Most current published Manifests would have the simpleImageAPI behavior.
Many Wellcome Manifests (most of the current archive material) would have simpleImageAPI and accessControlled behaviors.
The second Manifest example above would have simpleImageAPI and placeholder behaviors.
Many Wellcome Manifests are simpleAudio or simpleVideo, and many of those also have the accessControlled behavior.
Background
2021 Affinity Group https://docs.google.com/document/d/1Am8fcO5A2JTR56cPoGdu5Ny0Yp_0hq-EsBIUDHixoXA/edit#
Tom Crane's original Born Digital document https://docs.google.com/document/d/1ir-b99Mq7t3_PspOrORSiJW2BKoYxsw8E-h9ddyraGo/edit#
Why the above approach? https://docs.google.com/document/d/1007W_PpQefrFhMrF7mIZMiGNDGG6hbJMsa-XX6kEl9A
Appendix: REJECTED APPROACHES
Manifest items property can take any resource
The simplest thing would be to allow the manifest.items property to contain resources that were not canvases - like this (massively simplified):
{"type":"Manifest","items": [ {"type":"Canvas" }, {"type":"Text","format":"application/x-msword" }, {"type":"Scene"// or whatever the 3D approach produces, perhaps still Canvas } ]}
This approach would result in some Manifests working outside of Wellcome's controlled environment, and some not, and users being none the wiser as to why - especially two adjacent items in the same archival subseries.

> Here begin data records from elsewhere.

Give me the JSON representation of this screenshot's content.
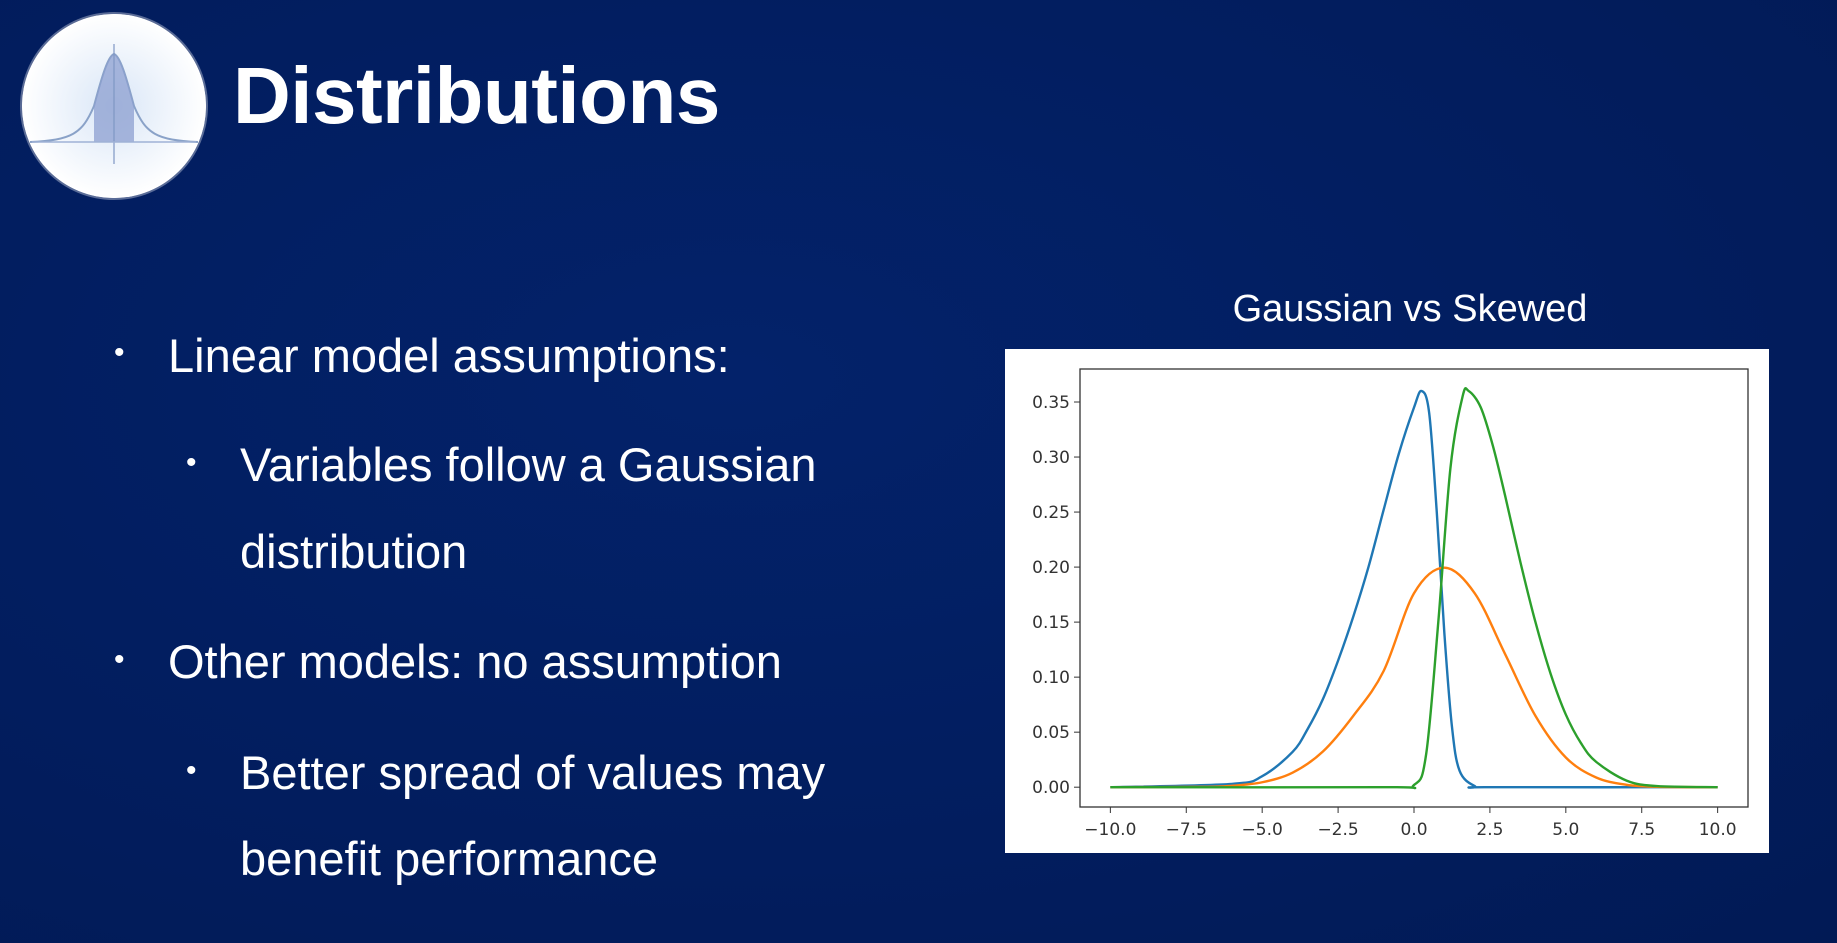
{
  "slide": {
    "title": "Distributions",
    "bullets": [
      {
        "text": "Linear model assumptions:",
        "level": 1
      },
      {
        "text": "Variables follow a Gaussian",
        "level": 2
      },
      {
        "text": "distribution",
        "level": 2,
        "continuation": true
      },
      {
        "text": "Other models: no assumption",
        "level": 1
      },
      {
        "text": "Better spread of values may",
        "level": 2
      },
      {
        "text": "benefit performance",
        "level": 2,
        "continuation": true
      }
    ],
    "bullet_symbol": "•",
    "colors": {
      "background": "#021d5e",
      "text": "#ffffff"
    }
  },
  "logo": {
    "icon": "bell-curve-icon"
  },
  "chart_data": {
    "type": "line",
    "title": "Gaussian vs Skewed",
    "xlabel": "",
    "ylabel": "",
    "xlim": [
      -11,
      11
    ],
    "ylim": [
      -0.018,
      0.38
    ],
    "xticks": [
      -10.0,
      -7.5,
      -5.0,
      -2.5,
      0.0,
      2.5,
      5.0,
      7.5,
      10.0
    ],
    "xtick_labels": [
      "−10.0",
      "−7.5",
      "−5.0",
      "−2.5",
      "0.0",
      "2.5",
      "5.0",
      "7.5",
      "10.0"
    ],
    "yticks": [
      0.0,
      0.05,
      0.1,
      0.15,
      0.2,
      0.25,
      0.3,
      0.35
    ],
    "ytick_labels": [
      "0.00",
      "0.05",
      "0.10",
      "0.15",
      "0.20",
      "0.25",
      "0.30",
      "0.35"
    ],
    "grid": false,
    "series": [
      {
        "color": "#1f77b4",
        "x": [
          -10.0,
          -6.0,
          -5.0,
          -4.0,
          -3.5,
          -3.0,
          -2.5,
          -2.0,
          -1.5,
          -1.0,
          -0.5,
          0.0,
          0.25,
          0.5,
          0.75,
          1.0,
          1.25,
          1.5,
          2.0,
          2.5,
          10.0
        ],
        "y": [
          0.0,
          0.003,
          0.01,
          0.032,
          0.053,
          0.08,
          0.115,
          0.155,
          0.2,
          0.252,
          0.303,
          0.345,
          0.36,
          0.34,
          0.25,
          0.14,
          0.055,
          0.015,
          0.001,
          0.0,
          0.0
        ]
      },
      {
        "color": "#ff7f0e",
        "x": [
          -10.0,
          -7.0,
          -6.0,
          -5.0,
          -4.0,
          -3.0,
          -2.0,
          -1.0,
          0.0,
          1.0,
          2.0,
          3.0,
          4.0,
          5.0,
          6.0,
          7.0,
          8.0,
          10.0
        ],
        "y": [
          0.0,
          0.0003,
          0.0013,
          0.0045,
          0.0132,
          0.0324,
          0.0648,
          0.1056,
          0.1762,
          0.1995,
          0.1762,
          0.121,
          0.0648,
          0.027,
          0.0088,
          0.0022,
          0.0004,
          0.0
        ],
        "note_formula": "normal mean 1 sd 2"
      },
      {
        "color": "#2ca02c",
        "x": [
          -10.0,
          -1.0,
          0.0,
          0.4,
          0.8,
          1.2,
          1.6,
          1.8,
          2.2,
          2.6,
          3.0,
          3.5,
          4.0,
          4.5,
          5.0,
          5.5,
          6.0,
          7.0,
          8.0,
          10.0
        ],
        "y": [
          0.0,
          0.0,
          0.002,
          0.03,
          0.15,
          0.29,
          0.355,
          0.36,
          0.345,
          0.31,
          0.265,
          0.205,
          0.15,
          0.103,
          0.066,
          0.04,
          0.023,
          0.006,
          0.001,
          0.0
        ]
      }
    ]
  }
}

It is easier - it removes the requirement to publish something renderable. But it's not preferable; the MVP for "publish something renderable" may not be that useful to users either, but it doesn't break viewers and tools. And there is room to be more sophisticated in that placeholder - e.g., rasterising an image of a PDF.
Alternative sequence
This approach is similar to Wellcome's initial IXIF model, before there was AV support in IIIF. It's more suited to the IIIF v2 model.
In this approach there was a new top-level property of the Manifest called mediaSequences (mirroring the existing sequences property). This took resources rather than canvases.
In IIIF v3 the primary child collection on any resource is accessed by a property uniformly called items - and there is only one sequence (a Manifest can't have multiple sets of items, if you want the edge case of alternative sequencing, do it with Ranges).
The proposed approach retains .items and is much more compatible.